CULT committee of the European Parliament approves Creative Europe
by Sara Petti
- Voting is scheduled for November 19 in Strasbourg
The parliamentary Culture committee gave its approval to Creative Europe, the new framework programme 2014-2020 for the cultural and audiovisual sector. The last step will be taken on November 19 with the Parliament's final vote during its plenary session in Strasbourg.
The final budget – almost 1.5 billion euros resulting from a long struggle against the cuts imposed by the Council in February - is higher than the current one.
The budget breakdown has not changed, with 56% for the MEDIA programme, 31% for Culture and 13% for the cross-sectoral strand, which – with its new financial guarantee facility - is the main innovation brought by Creative Europe. This new tool, functioning as a guarantee on bank loan, will target micro and SMEs.
Creative Europe is perceived as a good answer to the main problems that the sector is facing: globalisation, digitalisation, difficult access to finance and market fragmentation.

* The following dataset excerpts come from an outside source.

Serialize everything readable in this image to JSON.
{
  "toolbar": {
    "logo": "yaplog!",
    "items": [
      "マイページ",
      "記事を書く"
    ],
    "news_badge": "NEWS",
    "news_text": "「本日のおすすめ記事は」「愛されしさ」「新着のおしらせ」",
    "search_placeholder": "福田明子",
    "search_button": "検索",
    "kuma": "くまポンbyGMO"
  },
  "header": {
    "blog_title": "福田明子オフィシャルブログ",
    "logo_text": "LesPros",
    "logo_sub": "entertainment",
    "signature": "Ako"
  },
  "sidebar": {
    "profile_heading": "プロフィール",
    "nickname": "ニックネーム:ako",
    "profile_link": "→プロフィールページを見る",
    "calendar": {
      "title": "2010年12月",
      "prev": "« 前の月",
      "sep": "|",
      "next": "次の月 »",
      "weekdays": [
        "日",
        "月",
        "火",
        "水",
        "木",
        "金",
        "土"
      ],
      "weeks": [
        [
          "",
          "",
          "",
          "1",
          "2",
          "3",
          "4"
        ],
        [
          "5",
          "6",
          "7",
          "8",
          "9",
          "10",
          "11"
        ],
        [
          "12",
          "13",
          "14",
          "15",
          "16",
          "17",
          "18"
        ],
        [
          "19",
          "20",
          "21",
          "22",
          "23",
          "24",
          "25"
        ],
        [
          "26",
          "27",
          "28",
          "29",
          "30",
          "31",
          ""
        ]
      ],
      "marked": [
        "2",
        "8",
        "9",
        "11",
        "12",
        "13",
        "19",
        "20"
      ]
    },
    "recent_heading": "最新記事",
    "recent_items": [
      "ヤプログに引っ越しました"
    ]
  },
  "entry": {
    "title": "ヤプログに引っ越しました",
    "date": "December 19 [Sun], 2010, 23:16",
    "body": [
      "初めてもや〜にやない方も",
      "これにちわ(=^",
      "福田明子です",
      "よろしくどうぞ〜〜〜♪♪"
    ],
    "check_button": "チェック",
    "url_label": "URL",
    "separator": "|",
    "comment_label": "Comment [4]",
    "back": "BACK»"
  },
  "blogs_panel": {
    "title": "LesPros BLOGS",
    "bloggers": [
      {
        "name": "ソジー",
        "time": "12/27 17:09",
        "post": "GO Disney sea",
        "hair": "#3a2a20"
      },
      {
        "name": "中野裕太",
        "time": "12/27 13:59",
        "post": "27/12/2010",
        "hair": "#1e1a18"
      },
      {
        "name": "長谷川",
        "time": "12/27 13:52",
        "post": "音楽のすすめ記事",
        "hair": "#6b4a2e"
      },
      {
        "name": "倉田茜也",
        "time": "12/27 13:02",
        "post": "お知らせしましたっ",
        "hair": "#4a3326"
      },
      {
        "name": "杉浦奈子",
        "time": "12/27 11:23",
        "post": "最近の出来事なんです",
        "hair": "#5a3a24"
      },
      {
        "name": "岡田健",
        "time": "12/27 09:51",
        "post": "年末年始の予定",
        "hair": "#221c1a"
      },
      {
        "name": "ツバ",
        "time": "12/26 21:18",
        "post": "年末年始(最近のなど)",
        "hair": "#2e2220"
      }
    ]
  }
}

“There are many innovations for the audiovisual sector”, explains Silvia Costa, the Italian MEP responsible for the programme. The international circulation of works is an essential point. Transnational cooperation is fostered. The circulation of European films in third countries, covered by MEDIA Mundus up to now, is ensured thanks to cooperation projects.
Cinemas with substantial quotas of European films will be supported, as well as any initiative promoting the circulation of non-national films – distribution on online platforms, film subtitling and dubbing.
Media literacy has also a leading role, being a way of building new audiences. Likewise, training possibilities are given to young professionals in order to maximise the possibilities given by digital technologies and to encourage the development of new business models.
Costa is particularly pleased with the inclusion of culture as a priority in Horizon2020 (framework programme for research) and in the key actions of the Structural Funds. Thus, the cross-cutting and encompassing nature of culture, which was the key rationale of Creative Europe, is highlighted.